Wednesday, August 5, 2015

The South

I watched a very interesting documentary about Hubert Humphrey last night. One of the events they covered was a speech that Humphrey gave at the Democratic Convention in 1948. Humphrey was then the mayor of Minneapolis and he spoke in support of a platform plank on civil rights. It is easy to forget (I certainly had) that the Democratic Party, at that time, was dominated by the so-called Dixiecrats. At any rate, Humphrey's speech was passionate and convincing; the majority of the Party voted to keep the civil rights plank. As a result, the Dixiecrats walked out of the convention and formed a third party they called the States' Rights Democratic Party and ran Strom Thurmond for president against Dewey and Truman. In spite of the split, Truman won the election by a narrow margin.

The documentary went on to explore the fight for civil rights legislation in the '60s --- in particular, the major fight in spring and summer 1964. By that time, Humphrey was one of the senators from Minnesota and Lyndon Johnson, a former ally in the senate, was president. The fight was violent, especially since the Dixiecrats, who had dominated Southern senatorial positions for decades, mounted a sustained filibuster in order to prevent the bill from coming to a vote. In the end, Johnson and Humphrey were able to mount enough support to end the filibuster and the vote was successfully taken.

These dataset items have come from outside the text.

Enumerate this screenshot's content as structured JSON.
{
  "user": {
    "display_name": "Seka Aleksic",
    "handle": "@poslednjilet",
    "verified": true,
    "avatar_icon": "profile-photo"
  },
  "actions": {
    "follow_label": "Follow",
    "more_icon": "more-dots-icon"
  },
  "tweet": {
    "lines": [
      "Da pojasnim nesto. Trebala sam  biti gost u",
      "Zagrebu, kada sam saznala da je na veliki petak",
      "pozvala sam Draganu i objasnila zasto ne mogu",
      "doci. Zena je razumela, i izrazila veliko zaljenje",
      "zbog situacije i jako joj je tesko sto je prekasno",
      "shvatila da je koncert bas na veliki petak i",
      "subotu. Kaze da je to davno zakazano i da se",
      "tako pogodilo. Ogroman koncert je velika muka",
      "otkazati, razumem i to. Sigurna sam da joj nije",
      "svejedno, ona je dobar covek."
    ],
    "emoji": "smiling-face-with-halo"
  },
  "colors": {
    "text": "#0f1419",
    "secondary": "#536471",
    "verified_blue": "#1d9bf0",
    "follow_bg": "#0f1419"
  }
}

What fascinated me about the documentary is that the same people were trying to block civil rights in 1964 that walked out in 1948 and were saying the same crazy things about "Southern life styles and culture" to protect their "Jim Crow Laws" and their total segregation of blacks and whites in the South. But it wasn't just the similarities between 1948 and 1964 that amazed me, it was the fact that similar Republicans and Democrats in the South today are saying the same things and acting in the same ways. The argument has not changed in 150-160 years. All the Civil War achieved was the death and maiming of countless men, women, and children. Southerners still want their own way, separate from the Federal government's interference --- no matter that they suck off of the Federal government to a larger extent than other states.